Dear Grandpater – Have you seen a Waterbaby? Did you put it in a bottle? Did it wonder if it could get out? Could I see it some day? – Your loving Julian.

Huxley wrote back:

My dear Julian – I could never make sure about that Water Baby.

I have seen Babies in water and Babies in bottles; the Baby in the water was not in a bottle and the Baby in the bottle was not in water. My friend who wrote the story of the Water Baby was a very kind man and very clever. Perhaps he thought I could see as much in the water as he did – There are some people who see a great deal and some who see very little in the same things.

When you grow up I dare say you will be one of the great-deal seers, and see things more wonderful than the Water Babies where other folks can see nothing.

Despite his rather ghastly views on certain peoples, which were common in Victorian England, Kingsley was, on balance, a humanist. These quotes make my point, I believe:

All we need to make us really happy is something to be enthusiastic about.

Some say that the age of chivalry is past, that the spirit of romance is dead.
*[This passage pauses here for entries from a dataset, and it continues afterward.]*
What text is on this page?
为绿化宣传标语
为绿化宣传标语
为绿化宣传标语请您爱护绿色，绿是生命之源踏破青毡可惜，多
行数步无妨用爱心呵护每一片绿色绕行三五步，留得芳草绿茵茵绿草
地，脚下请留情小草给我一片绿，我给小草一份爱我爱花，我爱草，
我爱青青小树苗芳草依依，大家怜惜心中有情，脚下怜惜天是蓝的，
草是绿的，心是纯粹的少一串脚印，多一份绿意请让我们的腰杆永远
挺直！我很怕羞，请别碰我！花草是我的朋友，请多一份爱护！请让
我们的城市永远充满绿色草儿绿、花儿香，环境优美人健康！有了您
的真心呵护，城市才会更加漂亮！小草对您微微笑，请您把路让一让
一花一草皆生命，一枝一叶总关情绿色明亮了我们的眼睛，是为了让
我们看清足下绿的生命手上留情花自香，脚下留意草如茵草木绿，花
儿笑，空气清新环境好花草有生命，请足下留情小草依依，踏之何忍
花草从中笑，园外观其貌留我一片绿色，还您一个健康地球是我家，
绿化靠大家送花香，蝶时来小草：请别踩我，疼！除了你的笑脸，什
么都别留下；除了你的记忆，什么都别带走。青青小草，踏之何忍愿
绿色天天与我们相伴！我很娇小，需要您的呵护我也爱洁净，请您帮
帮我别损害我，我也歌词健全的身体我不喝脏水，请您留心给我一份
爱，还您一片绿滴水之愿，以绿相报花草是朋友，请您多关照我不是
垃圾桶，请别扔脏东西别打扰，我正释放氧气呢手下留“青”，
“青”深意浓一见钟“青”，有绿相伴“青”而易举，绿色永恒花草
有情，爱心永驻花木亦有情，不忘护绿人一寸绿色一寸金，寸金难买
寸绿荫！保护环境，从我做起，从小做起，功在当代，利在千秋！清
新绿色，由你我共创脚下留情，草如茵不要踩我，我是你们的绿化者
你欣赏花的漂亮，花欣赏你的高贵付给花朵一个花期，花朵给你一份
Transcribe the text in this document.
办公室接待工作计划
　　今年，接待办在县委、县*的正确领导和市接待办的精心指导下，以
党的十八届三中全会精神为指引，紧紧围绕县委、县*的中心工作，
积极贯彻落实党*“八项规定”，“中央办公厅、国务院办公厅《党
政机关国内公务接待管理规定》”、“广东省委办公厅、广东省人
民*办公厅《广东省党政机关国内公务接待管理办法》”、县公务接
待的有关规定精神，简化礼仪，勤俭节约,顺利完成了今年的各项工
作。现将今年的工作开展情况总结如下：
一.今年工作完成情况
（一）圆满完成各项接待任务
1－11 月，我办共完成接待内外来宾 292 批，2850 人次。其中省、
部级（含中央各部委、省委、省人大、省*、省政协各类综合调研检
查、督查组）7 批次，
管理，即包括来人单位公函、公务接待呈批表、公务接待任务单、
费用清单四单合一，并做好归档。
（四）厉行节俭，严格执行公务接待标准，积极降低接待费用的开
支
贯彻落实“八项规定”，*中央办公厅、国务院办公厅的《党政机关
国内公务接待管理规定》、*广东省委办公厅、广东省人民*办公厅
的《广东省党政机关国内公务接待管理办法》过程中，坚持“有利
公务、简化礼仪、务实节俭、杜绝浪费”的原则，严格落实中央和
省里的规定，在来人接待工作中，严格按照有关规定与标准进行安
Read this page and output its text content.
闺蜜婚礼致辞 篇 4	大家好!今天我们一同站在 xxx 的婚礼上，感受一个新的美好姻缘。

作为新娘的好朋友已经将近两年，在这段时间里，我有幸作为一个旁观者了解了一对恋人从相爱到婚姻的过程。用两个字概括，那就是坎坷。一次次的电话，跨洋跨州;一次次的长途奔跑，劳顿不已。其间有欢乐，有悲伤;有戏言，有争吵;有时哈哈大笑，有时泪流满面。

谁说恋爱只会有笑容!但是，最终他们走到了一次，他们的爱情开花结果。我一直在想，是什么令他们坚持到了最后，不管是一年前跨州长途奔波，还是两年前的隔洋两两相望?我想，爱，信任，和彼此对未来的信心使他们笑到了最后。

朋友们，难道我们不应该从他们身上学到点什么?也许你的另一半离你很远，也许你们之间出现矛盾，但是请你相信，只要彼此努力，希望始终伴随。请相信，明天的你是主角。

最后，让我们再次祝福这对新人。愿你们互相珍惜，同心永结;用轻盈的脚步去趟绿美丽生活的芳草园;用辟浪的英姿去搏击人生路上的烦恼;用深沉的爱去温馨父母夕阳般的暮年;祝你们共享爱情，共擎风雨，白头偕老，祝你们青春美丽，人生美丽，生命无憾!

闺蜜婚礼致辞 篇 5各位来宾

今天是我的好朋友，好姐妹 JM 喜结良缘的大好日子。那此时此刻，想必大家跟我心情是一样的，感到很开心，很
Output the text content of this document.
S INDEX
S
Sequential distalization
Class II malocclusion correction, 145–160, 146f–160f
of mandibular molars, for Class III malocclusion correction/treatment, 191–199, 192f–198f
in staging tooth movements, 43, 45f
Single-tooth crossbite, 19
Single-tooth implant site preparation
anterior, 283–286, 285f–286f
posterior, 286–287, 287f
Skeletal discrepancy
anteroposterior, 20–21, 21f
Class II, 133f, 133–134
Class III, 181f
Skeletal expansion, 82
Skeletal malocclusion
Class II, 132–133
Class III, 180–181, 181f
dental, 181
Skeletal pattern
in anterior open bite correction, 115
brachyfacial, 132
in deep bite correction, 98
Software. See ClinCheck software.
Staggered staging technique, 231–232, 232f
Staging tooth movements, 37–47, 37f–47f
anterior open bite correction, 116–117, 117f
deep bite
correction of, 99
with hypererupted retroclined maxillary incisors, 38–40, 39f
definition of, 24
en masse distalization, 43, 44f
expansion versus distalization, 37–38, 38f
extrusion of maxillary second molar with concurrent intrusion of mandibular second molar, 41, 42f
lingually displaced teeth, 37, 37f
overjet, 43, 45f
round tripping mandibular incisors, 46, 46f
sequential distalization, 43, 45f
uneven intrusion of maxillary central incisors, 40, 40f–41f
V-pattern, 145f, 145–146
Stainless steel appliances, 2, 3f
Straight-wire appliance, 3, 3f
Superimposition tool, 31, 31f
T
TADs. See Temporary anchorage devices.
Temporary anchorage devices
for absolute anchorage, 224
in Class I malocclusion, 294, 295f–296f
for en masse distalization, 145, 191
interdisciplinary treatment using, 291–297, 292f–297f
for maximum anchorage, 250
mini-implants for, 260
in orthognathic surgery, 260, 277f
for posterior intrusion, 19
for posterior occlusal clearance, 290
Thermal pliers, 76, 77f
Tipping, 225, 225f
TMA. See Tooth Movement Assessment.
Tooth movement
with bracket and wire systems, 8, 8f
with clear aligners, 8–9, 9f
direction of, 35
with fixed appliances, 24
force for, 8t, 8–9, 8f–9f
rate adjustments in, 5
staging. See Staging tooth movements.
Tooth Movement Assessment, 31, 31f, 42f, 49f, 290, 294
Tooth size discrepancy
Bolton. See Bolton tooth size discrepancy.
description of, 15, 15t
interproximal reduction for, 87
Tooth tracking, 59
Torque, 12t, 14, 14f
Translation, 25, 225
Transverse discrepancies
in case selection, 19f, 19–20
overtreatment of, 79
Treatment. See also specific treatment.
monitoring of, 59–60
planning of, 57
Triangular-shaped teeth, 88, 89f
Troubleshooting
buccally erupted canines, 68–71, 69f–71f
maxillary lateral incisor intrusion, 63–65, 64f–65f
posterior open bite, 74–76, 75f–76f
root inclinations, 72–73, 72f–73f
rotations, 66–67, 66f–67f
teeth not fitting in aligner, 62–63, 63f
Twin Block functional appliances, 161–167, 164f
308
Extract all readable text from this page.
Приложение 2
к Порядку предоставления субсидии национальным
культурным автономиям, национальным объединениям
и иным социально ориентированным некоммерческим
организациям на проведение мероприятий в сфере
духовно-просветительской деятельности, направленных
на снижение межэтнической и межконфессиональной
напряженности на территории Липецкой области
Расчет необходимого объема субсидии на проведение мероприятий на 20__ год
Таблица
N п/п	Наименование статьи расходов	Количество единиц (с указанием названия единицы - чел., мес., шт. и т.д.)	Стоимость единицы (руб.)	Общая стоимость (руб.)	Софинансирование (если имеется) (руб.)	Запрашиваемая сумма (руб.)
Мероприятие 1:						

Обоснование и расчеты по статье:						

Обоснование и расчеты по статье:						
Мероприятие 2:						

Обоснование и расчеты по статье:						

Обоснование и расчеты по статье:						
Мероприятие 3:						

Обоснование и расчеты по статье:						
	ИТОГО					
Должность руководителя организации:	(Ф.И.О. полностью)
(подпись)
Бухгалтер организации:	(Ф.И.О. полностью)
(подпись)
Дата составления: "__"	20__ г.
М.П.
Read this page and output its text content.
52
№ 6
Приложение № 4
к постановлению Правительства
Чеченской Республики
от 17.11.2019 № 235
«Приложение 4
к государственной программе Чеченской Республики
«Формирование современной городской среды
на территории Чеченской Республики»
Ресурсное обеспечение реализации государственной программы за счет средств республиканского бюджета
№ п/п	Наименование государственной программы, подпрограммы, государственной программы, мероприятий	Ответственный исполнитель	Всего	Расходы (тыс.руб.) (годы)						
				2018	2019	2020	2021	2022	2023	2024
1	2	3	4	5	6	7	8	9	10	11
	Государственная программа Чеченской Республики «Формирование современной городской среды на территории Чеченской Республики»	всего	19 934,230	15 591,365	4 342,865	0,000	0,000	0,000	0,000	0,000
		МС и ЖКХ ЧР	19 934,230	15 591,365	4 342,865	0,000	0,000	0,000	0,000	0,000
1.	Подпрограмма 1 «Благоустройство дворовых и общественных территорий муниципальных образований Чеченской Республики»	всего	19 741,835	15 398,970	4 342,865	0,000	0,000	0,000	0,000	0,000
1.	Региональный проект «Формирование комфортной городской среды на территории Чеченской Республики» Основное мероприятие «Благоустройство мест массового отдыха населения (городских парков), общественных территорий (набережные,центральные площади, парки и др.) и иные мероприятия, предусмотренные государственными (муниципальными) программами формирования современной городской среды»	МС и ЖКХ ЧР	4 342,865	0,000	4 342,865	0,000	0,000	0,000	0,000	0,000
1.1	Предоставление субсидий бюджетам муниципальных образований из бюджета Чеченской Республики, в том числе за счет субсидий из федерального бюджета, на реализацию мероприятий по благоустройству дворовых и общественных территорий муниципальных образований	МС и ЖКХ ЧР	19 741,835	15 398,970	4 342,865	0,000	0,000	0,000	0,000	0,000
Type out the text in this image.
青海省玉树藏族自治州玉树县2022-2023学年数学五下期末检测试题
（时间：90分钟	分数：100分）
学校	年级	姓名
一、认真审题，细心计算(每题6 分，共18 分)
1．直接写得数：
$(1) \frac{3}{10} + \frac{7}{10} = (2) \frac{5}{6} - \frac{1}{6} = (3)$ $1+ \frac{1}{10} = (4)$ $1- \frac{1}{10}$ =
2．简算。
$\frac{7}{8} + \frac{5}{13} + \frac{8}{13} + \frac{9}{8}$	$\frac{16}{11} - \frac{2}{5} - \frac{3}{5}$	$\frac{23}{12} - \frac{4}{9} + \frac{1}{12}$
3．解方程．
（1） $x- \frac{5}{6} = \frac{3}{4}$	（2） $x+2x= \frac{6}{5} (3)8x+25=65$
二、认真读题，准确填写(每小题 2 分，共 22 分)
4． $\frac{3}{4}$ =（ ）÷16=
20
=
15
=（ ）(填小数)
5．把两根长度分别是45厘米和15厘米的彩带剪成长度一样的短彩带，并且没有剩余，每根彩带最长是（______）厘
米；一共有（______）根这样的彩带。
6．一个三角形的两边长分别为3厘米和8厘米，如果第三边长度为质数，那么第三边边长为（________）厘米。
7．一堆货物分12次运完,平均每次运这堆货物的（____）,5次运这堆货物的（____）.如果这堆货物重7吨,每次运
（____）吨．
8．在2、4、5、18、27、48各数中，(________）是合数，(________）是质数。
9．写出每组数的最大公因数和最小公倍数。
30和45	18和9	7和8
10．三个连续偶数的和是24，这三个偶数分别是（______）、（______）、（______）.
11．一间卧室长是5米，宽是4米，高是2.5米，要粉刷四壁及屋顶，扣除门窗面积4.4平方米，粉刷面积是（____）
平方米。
The age of chivalry is never past, so long as there is a wrong left unredressed on earth.

There are two freedoms – the false, where a man is free to do what he likes; the true, where he is free to do what he ought.


Naturally I have to focus on English river fish for Kingsley. Mrs Beeton supplies recipe and commentary. This dish is lifted from the ordinary by the addition of anchovy sauce. Nothing, I mean nothing, beats anchovy sauce on buttered toast at tea time on a wintry day.

THE PERCH.—This is one of the best, as it is one of the most common, of our fresh-water fishes, and is found in nearly all the lakes and rivers in Britain and Ireland, as well as through the whole of Europe within the temperate zone. It is extremely voracious, and it has the peculiarity of being gregarious, which is contrary to the nature of all fresh-water fishes of prey. The best season to angle for it is from the beginning of May to the middle of July. Large numbers of this fish are bred in the Hampton Court and Bushy Park ponds, all of which are well supplied with running water and with plenty of food; yet they rarely attain a large size. In the Regent’s Park they are also very numerous; but are seldom heavier than three quarters of a pound.


 INGREDIENTS.—Egg and bread crumbs, hot lard.

 Mode.—Scale and clean the fish, brush it over with egg, and cover with bread crumbs. Have ready some boiling lard; put the fish in, and fry a nice brown. Serve with plain melted butter or anchovy sauce.

Time.—10 minutes.

Seasonable from September to November.

Note.—Fry tench in the same way.


INGREDIENTS.—4 anchovies, 1 oz. of butter, 1/2 pint of melted butter, cayenne to taste.

Mode.—Bone the anchovies, and pound them in a mortar to a paste, with 1 oz. of butter. Make the melted butter hot, stir in the pounded anchovies and cayenne; simmer for 3 or 4 minutes; and if liked, add a squeeze of lemon-juice. A more general and expeditious way of making this sauce is to stir in 1-1/2 tablespoonfuls of anchovy essence to 1/2 pint of melted butter, and to add seasoning to taste. Boil the whole up for 1 minute, and serve hot.

Time.—5 minutes. Average cost, 5d. for 1/2 pint.

Sufficient, this quantity, for a brill, small turbot, 3 or 4 soles, &c.